15 and with you to/for abundance to make: [do] work to hew and artificer stone and tree: carpenter and all wise in/on/with all work
Ook zijn er bij u in menigte, die het werk kunnen doen, houwers, en werkmeesters in steen en hout, en allerlei wijze lieden in allerlei werk.
16 to/for gold to/for silver: money and to/for bronze and to/for iron nothing number to arise: rise and to make: do and to be LORD with you
Des gouds, des zilvers, en des kopers, en des ijzers is geen getal; maak u op, en doe het, en de HEERE zal met u zijn.
17 and to command David to/for all ruler Israel to/for to help to/for Solomon son: child his
Ook gebood David aan alle vorsten van Israel, dat zij zijn zoon Salomo helpen zouden, zeggende:
18 not LORD God your with you and to rest to/for you from around: side for to give: give in/on/with hand: power my [obj] to dwell [the] land: country/planet and to subdue [the] land: country/planet to/for face: before LORD and to/for face: before people his
Is niet de HEERE, uw God, met ulieden, en heeft u rust gegeven rondom henen?

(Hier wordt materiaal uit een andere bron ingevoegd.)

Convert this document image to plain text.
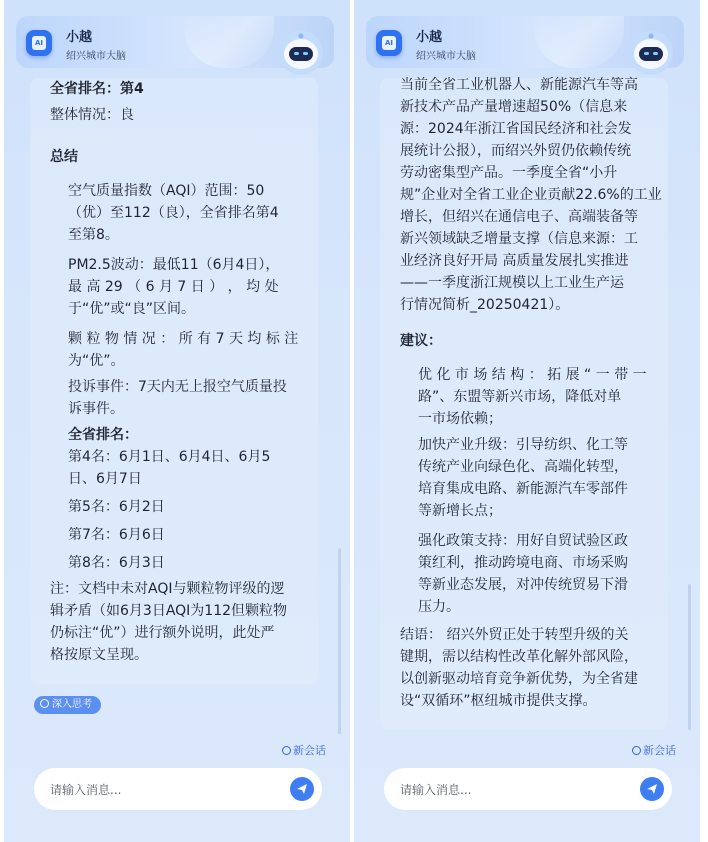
AI 小越
绍兴城市大脑
全省排名：第4
整体情况：良
总结
空气质量指数（AQI）范围：50
（优）至112（良），全省排名第4
至第8。
PM2.5波动：最低11（6月4日），
最 高 29 （ 6 月 7 日 ） ， 均 处
于“优”或“良”区间。
颗 粒 物 情 况 ： 所 有 7 天 均 标 注
为“优”。
投诉事件：7天内无上报空气质量投
诉事件。
全省排名：
第4名：6月1日、6月4日、6月5
日、6月7日
第5名：6月2日
第7名：6月6日
第8名：6月3日
注：文档中未对AQI与颗粒物评级的逻
辑矛盾（如6月3日AQI为112但颗粒物
仍标注“优”）进行额外说明，此处严
格按原文呈现。
深入思考
新会话
请输入消息...
AI 小越
绍兴城市大脑
当前全省工业机器人、新能源汽车等高
新技术产品产量增速超50%（信息来
源：2024年浙江省国民经济和社会发
展统计公报），而绍兴外贸仍依赖传统
劳动密集型产品。一季度全省“小升
规”企业对全省工业企业贡献22.6%的工业
增长，但绍兴在通信电子、高端装备等
新兴领域缺乏增量支撑（信息来源：工
业经济良好开局 高质量发展扎实推进
——一季度浙江规模以上工业生产运
行情况简析_20250421）。
建议：
优 化 市 场 结 构 ： 拓 展 “ 一 带 一
路”、东盟等新兴市场，降低对单
一市场依赖；
加快产业升级：引导纺织、化工等
传统产业向绿色化、高端化转型，
培育集成电路、新能源汽车零部件
等新增长点；
强化政策支持：用好自贸试验区政
策红利，推动跨境电商、市场采购
等新业态发展，对冲传统贸易下滑
压力。
结语： 绍兴外贸正处于转型升级的关
键期，需以结构性改革化解外部风险，
以创新驱动培育竞争新优势，为全省建
设“双循环”枢纽城市提供支撑。
新会话
请输入消息...
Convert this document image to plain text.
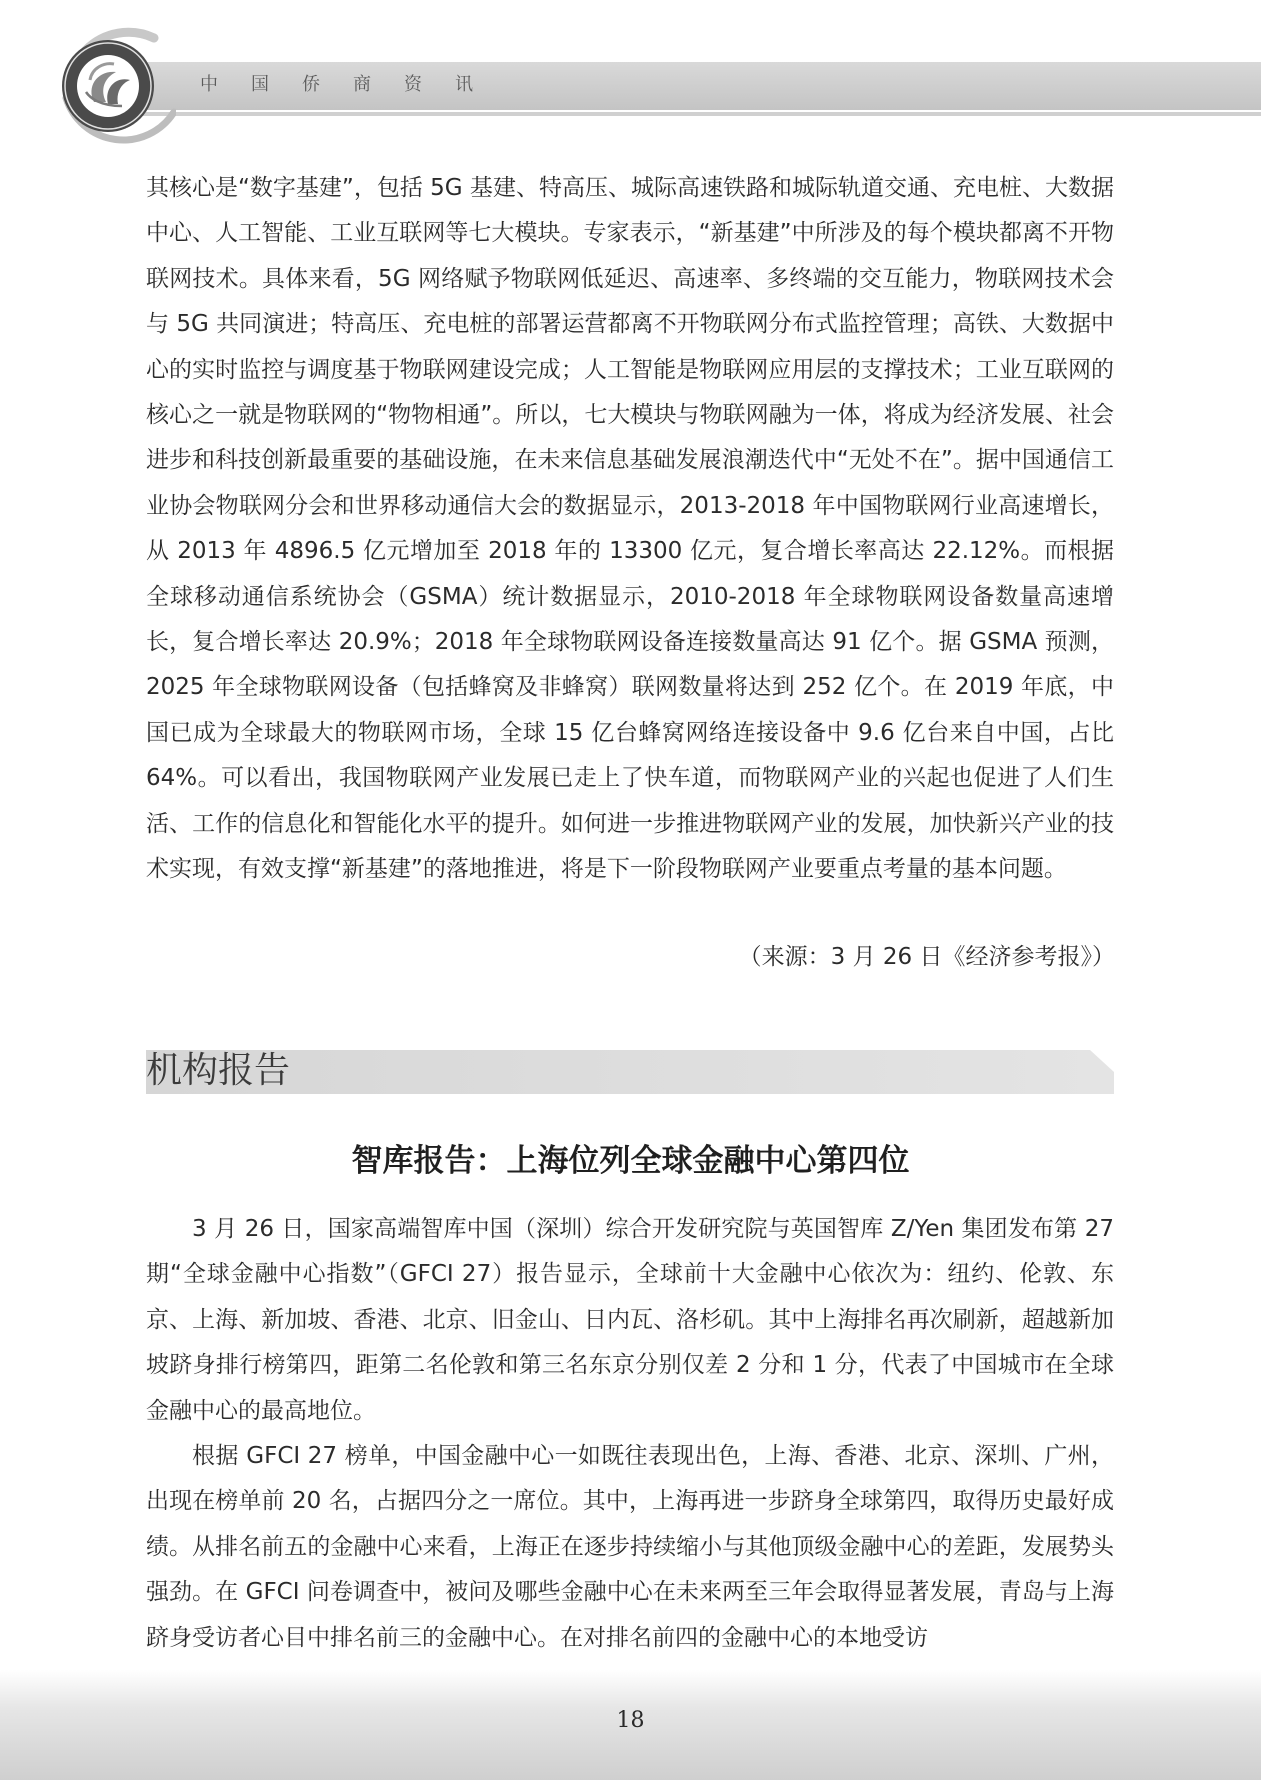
中国侨商资讯

其核心是“数字基建”，包括 5G 基建、特高压、城际高速铁路和城际轨道交通、充电桩、大数据中心、人工智能、工业互联网等七大模块。专家表示，“新基建”中所涉及的每个模块都离不开物联网技术。具体来看，5G 网络赋予物联网低延迟、高速率、多终端的交互能力，物联网技术会与 5G 共同演进；特高压、充电桩的部署运营都离不开物联网分布式监控管理；高铁、大数据中心的实时监控与调度基于物联网建设完成；人工智能是物联网应用层的支撑技术；工业互联网的核心之一就是物联网的“物物相通”。所以，七大模块与物联网融为一体，将成为经济发展、社会进步和科技创新最重要的基础设施，在未来信息基础发展浪潮迭代中“无处不在”。据中国通信工业协会物联网分会和世界移动通信大会的数据显示，2013-2018 年中国物联网行业高速增长，从 2013 年 4896.5 亿元增加至 2018 年的 13300 亿元，复合增长率高达 22.12%。而根据全球移动通信系统协会（GSMA）统计数据显示，2010-2018 年全球物联网设备数量高速增长，复合增长率达 20.9%；2018 年全球物联网设备连接数量高达 91 亿个。据 GSMA 预测，2025 年全球物联网设备（包括蜂窝及非蜂窝）联网数量将达到 252 亿个。在 2019 年底，中国已成为全球最大的物联网市场，全球 15 亿台蜂窝网络连接设备中 9.6 亿台来自中国，占比 64%。可以看出，我国物联网产业发展已走上了快车道，而物联网产业的兴起也促进了人们生活、工作的信息化和智能化水平的提升。如何进一步推进物联网产业的发展，加快新兴产业的技术实现，有效支撑“新基建”的落地推进，将是下一阶段物联网产业要重点考量的基本问题。

（来源：3 月 26 日《经济参考报》）
机构报告
智库报告：上海位列全球金融中心第四位

3 月 26 日，国家高端智库中国（深圳）综合开发研究院与英国智库 Z/Yen 集团发布第 27 期“全球金融中心指数”（GFCI 27）报告显示，全球前十大金融中心依次为：纽约、伦敦、东京、上海、新加坡、香港、北京、旧金山、日内瓦、洛杉矶。其中上海排名再次刷新，超越新加坡跻身排行榜第四，距第二名伦敦和第三名东京分别仅差 2 分和 1 分，代表了中国城市在全球金融中心的最高地位。

根据 GFCI 27 榜单，中国金融中心一如既往表现出色，上海、香港、北京、深圳、广州，出现在榜单前 20 名，占据四分之一席位。其中，上海再进一步跻身全球第四，取得历史最好成绩。从排名前五的金融中心来看，上海正在逐步持续缩小与其他顶级金融中心的差距，发展势头强劲。在 GFCI 问卷调查中，被问及哪些金融中心在未来两至三年会取得显著发展，青岛与上海跻身受访者心目中排名前三的金融中心。在对排名前四的金融中心的本地受访

18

Want Hij heeft de inwoners des lands in mijn hand gegeven, en dit land is onderworpen geworden voor het aangezicht des HEEREN, en voor het aangezicht Zijns volks.
19 now to give: put heart your and soul your to/for to seek to/for LORD God your and to arise: rise and to build [obj] sanctuary LORD [the] God to/for to come (in): bring [obj] ark covenant LORD and article/utensil holiness [the] God to/for house: home [the] to build to/for name LORD
Zo begeeft dan nu uw hart en uw ziel, om te zoeken den HEERE, uw God, en maakt u op, en bouwt het heiligdom Gods des HEEREN; dat men de ark des verbonds des HEEREN en de heilige vaten Gods in dit huis brenge, dat den Naam des HEEREN zal gebouwd worden.